Ainsi, une personne pourrait être gratifiée du vivant de ses deux parents et de ses quatre grands-parents de la façon suivante :
Abattements personnels | Exonération don familial | Exonération loi de finances 2025 |
---|---|---|
Sous réserve que le donataire soit majeur et que les donateurs aient moins de 80 ans. | Si le donataire a par exemple un projet d’acquisition d’un bien destiné à constituer sa résidence principale. | |
Entre parent et enfant : 200 000 € en valeur (Soit 2 x 100 000 €) | Entre parent et enfant : 63 730 € en numéraire (Soit 2 x 31 865 €) | Le donataire peut recevoir au maximum 300 000 €. |
Entre grand-parent et petit-enfant : 127 460 € en valeur (Soit 4 x 31 865 €) | Entre grand-parent et petit-enfant : 127 460 € en numéraire (Soit 4 x 31 865 €) | Le donataire peut recevoir au maximum 300 000 €. |
Total : 818 650 €
L’agrégation de ces mesures favorables permettrait donc au donataire de recevoir la somme de 818 650 € en franchise de droits de donation.
Les mesures applicables en cas de décès
L’abattement personnel entre parent et enfant
Parmi les mesures précitées, seul l’abattement de 100 000 € par parent et par enfant s’applique à la fois en cas de donation et de transmission par décès.
Toutefois, il n’a vocation à être utilisé lors du calcul des droits de succession que pour autant que les donations précédentes qui l’auraient consommé, datent de plus de 15 ans. On retrouve ici la règle du rappel fiscal des libéralités de moins de 15 ans (cf. supra encadré en gris ci-dessus).
Par exemple, si en 2022 un parent a consenti à son fils une donation de valeurs mobilières en pleine propriété de 70 000 € et qu’il décède en 2023, l’enfant ne pourra revendiquer, pour la détermination des droits de succession, que le solde de l’abattement disponible, soit 30 000 €.
Si la transmission par décès est fiscalement moins favorisée que celle du vivant, son coût peut toutefois être amélioré par le recours, avant l’âge de 70 ans, au cadre de l’assurance vie.
Le recours au cadre de l’assurance vie avant 70 ans
Il s’agit là d’un outil complémentaire et avantageux à la transmission de droit commun par succession des actifs de droit commun (immeubles, droits sociaux, valeurs mobilières, meubles …)

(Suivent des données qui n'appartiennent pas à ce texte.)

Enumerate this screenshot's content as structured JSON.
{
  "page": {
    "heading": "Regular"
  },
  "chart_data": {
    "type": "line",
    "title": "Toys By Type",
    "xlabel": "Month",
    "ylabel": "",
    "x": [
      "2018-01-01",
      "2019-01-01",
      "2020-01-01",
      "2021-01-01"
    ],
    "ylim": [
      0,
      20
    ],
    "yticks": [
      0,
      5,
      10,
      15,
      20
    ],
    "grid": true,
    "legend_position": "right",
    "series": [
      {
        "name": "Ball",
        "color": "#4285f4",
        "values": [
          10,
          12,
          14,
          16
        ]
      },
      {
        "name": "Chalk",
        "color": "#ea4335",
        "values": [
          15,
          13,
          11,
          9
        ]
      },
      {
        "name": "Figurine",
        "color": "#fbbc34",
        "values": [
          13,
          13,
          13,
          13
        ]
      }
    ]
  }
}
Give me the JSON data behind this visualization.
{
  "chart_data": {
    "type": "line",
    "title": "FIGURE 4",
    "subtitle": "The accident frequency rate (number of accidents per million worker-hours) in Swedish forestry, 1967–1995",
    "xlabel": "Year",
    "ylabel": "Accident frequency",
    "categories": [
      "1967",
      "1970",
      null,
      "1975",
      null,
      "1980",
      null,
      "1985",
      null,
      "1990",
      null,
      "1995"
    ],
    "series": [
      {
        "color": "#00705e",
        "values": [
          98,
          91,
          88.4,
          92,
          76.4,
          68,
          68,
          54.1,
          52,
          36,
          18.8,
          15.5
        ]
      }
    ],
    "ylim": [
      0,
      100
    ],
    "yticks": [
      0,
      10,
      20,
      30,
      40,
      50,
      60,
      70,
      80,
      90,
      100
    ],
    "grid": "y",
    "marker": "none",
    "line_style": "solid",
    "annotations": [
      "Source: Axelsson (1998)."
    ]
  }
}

Lors du dénouement du contrat du fait du décès du souscripteur assuré, la compagnie d’assurance verse les capitaux décès aux bénéficiaires désignés par le souscripteur. Au préalable, ces sommes subissent une fiscalité par bénéficiaire spécifique aux taux de 20% puis 31,25% après un abattement de 152 500 €.
Or cet abattement de 152 500 € (qui s’applique pour l’ensemble des contrats souscrits au profit d’un même bénéficiaire) se cumule avec celui personnel en cas de succession pour le calcul des droits de succession sur les actifs hors assurance vie.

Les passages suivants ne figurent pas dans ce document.